American screenwriter and film producer (1923–1994)

John C. Champion (October 13, 1923 in Denver, Colorado, United States – October 10, 1994 in Tarzana, California, US) was an American producer and screenwriter.

==Biography==
John C. Champion's first films were two Westerns that he produced and co-wrote with Blake Edwards. Panhandle (1948) and Stampede (1949) were both directed by Lesley Selander for Allied Artists. He later worked again with Selander as producer and screenwriter on another western, Shotgun, and the Korean War film Dragonfly Squadron. Champion produced and co-wrote with Arthur Hailey the aviation film Zero Hour! that was remade as the comedy Airplane!.

In 1959 Champion produced the Western TV series Laramie and wrote several episodes in the series that ran until 1963. He wrote the original serious one hour pilot of McHale's Navy called Seven Against the Sea. In 1965 he formed a company with Audie Murphy, M.C.R. Productions to produce Westerns in Spain, but only one, The Texican was made.

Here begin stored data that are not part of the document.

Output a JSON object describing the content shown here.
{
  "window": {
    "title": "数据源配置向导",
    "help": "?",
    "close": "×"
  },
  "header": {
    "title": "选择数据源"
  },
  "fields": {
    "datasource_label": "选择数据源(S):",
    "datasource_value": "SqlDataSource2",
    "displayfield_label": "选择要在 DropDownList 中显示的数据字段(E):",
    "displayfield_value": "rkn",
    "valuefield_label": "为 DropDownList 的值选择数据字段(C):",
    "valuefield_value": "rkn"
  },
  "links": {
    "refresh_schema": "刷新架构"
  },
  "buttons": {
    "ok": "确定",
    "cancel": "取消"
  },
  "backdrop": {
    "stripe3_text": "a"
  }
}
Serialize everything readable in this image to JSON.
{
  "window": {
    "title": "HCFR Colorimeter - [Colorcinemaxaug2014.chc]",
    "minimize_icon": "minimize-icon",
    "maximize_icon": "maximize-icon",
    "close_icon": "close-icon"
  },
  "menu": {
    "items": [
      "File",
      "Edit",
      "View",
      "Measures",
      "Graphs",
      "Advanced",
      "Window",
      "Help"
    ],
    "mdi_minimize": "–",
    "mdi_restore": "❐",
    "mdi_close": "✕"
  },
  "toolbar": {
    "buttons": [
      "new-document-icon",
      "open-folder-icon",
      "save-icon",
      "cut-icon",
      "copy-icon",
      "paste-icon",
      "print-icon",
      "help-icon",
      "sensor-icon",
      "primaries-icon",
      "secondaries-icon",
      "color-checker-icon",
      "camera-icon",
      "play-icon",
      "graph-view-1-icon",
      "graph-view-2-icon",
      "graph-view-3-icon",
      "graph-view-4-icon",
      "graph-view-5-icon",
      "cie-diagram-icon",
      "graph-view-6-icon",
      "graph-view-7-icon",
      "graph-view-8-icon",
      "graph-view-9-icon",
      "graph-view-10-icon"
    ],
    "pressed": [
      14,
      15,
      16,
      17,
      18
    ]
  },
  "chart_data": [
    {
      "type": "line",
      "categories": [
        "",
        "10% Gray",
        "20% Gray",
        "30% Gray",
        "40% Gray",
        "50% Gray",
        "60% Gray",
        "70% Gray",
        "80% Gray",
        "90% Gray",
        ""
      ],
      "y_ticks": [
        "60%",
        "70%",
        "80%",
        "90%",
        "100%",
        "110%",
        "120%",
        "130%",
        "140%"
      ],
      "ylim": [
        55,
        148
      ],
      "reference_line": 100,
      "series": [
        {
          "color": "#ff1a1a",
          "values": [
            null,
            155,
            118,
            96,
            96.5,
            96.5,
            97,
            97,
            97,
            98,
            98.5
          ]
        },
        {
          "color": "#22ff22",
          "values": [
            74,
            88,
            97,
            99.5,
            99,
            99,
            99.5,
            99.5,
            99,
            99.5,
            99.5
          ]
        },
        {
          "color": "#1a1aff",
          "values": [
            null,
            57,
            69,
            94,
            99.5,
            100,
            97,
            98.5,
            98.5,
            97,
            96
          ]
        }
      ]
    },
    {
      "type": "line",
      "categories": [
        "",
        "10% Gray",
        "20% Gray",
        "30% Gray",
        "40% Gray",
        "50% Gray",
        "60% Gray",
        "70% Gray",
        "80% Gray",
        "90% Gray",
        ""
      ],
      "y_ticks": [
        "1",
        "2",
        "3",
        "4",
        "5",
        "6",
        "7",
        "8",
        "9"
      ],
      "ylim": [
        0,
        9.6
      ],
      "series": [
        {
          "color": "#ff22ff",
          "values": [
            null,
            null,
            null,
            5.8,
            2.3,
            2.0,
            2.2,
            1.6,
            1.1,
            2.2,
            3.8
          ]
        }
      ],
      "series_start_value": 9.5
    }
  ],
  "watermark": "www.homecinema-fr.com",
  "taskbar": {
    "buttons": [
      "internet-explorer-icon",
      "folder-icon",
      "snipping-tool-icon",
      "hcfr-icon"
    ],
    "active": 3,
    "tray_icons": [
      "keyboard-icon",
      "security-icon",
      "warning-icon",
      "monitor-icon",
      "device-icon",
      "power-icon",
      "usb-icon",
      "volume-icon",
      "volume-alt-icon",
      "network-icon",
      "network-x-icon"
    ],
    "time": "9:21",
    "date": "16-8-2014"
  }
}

He moved to England in 1967 where he wrote and produced low budget war films for Mirisch Films GB such as Attack on the Iron Coast, The Last Escape, and Submarine X-1. Like Dragonfly Squadron, the low-budget films made by Oakmont Productions featured large amounts of stock footage and were made with American leads and directors.

Champion wrote one novel The Hawks of Noon (1965). In 1969 Rod Taylor announced that he would star in a film of the book and have a multi-picture deal with Champion, but no films were made.

Champion's final film was Mustang Country in 1976 with Joel McCrea that Champion directed, produced and wrote.